Sound Radiation of a Smoke-Removal Fan System
Noise Generation Mechanisms
To remove toxic fumes from people caught in fire, firefighters use more and more powerful fan systems. These machines are designed to provide the maximum flow rate when the fire is the most intense. This ventilation power is directly connected with the problem of sound nuisances that interfere with the firefighter communications even if helmets are worn. The noise also causes premature fatigue for the firefighters. On a more long term, this sound nuisance (mainly the high-pitched tonal noise at the blade passing frequency and its harmonics) can trigger losses of hearing and eventually deafness, or other health hazards for the firefighters (increased heart diseases for instance). The present study is meant to provide details characterizations of the radiated sound of such systems and identify ways of reducing the associated noise.
A representative fire fan system has then been studied in the recently-built anechoic wind tunnel at Université de Sherbrooke at several operating conditions.
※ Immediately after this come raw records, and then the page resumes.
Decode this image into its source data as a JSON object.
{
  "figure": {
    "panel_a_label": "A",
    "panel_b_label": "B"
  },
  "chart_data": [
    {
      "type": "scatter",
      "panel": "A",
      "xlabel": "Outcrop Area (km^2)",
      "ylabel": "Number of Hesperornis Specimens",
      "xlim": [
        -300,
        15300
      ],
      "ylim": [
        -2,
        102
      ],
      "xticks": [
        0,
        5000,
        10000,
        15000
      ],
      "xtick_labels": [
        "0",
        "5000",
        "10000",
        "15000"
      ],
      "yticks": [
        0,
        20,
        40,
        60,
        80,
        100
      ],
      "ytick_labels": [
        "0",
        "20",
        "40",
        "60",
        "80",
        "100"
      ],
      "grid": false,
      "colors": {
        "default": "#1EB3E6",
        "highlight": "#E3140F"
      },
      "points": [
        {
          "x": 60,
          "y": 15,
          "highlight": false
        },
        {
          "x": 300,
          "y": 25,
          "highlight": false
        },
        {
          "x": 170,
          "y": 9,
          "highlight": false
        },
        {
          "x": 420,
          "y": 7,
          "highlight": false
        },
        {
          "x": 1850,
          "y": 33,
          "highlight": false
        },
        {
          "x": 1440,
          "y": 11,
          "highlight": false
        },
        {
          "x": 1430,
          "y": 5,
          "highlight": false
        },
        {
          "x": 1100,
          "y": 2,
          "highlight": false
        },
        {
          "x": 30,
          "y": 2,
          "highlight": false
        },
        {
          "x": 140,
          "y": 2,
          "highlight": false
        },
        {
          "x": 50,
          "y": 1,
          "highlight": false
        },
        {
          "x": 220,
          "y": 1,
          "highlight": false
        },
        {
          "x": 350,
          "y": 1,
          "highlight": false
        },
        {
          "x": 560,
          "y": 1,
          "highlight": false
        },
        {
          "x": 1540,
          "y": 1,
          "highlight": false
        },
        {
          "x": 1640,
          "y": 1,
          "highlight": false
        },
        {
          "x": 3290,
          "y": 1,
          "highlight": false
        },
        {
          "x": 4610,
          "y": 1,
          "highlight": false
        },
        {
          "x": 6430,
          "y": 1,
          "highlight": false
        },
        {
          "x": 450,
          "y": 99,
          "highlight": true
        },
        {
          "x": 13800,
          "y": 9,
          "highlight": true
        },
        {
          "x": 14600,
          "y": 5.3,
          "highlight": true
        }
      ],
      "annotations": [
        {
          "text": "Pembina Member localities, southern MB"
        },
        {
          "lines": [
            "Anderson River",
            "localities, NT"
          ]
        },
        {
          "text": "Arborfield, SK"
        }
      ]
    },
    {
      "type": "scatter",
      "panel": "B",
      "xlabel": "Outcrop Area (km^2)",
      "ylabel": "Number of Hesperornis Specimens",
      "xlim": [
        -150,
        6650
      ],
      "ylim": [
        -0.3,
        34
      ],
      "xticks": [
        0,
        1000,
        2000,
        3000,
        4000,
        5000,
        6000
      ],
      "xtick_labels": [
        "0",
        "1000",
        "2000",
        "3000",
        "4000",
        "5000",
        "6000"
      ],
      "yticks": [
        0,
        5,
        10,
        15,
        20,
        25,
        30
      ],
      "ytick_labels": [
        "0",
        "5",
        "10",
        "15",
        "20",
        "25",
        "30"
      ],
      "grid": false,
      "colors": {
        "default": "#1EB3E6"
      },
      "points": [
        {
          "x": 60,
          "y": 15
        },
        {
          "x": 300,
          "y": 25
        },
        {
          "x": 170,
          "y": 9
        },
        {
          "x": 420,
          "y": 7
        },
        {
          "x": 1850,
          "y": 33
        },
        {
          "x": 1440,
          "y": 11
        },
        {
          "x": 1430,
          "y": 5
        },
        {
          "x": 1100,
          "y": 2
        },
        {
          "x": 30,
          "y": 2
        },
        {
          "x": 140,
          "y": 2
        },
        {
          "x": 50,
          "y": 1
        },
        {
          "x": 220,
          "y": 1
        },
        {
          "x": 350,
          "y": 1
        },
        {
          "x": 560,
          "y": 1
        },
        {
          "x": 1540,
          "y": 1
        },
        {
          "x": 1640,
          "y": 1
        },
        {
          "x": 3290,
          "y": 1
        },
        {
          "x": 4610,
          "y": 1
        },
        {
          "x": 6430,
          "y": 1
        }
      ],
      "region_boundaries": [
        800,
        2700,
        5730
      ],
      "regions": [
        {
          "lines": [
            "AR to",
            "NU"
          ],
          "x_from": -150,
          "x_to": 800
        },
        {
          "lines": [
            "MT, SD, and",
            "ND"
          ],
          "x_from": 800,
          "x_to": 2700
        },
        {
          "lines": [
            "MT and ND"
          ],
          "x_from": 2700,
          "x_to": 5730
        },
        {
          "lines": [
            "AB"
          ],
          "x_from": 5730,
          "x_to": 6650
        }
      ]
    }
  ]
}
It consists of a thermal gas engine connected to a fan. The engine is a 6 Hp Honda running from about 1440 RPM at idle to 3660 RPM at full speed. The fan itself is protected by a front and a rear grill, both attached to a volute. The fan tip clearance is more than 1 cm for safety purpose. The size of the fan is 21 inches in diameter. The fan has 7 blades. It can be tilted from 0 to 20 degrees to blow the air slightly upward. Far-field sound pressure spectra and directivity have been obtained. Three different configurations have been studied and compared: the complete fan system, the fan system without the front grill, and the fan without front grill and volute. The microphone directivity array consists of 19 Bruel and Kjaer (B&K) microphones. Excellent repeatability is obtained on the broadband noise (maximum variation of 0.5 dB) and a good one on the tonal noise (maximum variations of 2-3 dB). Scaling laws of the power spectral densities of the far-field acoustic pressure with fan speed have been deduced. Moreover noise source localization has been achieved with two different methods. Conventional beamforming technique is compared with a new de-dopplerization technique for rotating sources. The source localization array consists of a 60 microphone logarithmic spiral array.
Finally having shown the main dipolar noise feature of sound of the fire fan system and the respective contribution of the thermal engine and the fan, a method to separate rotating and stationary noise sources has been successfully applied. The contribution of both noise components are then clearly identified, which allows a separate analysis of both noise sources. Conclusions are finally drawn and suggestions for future noise control are provided.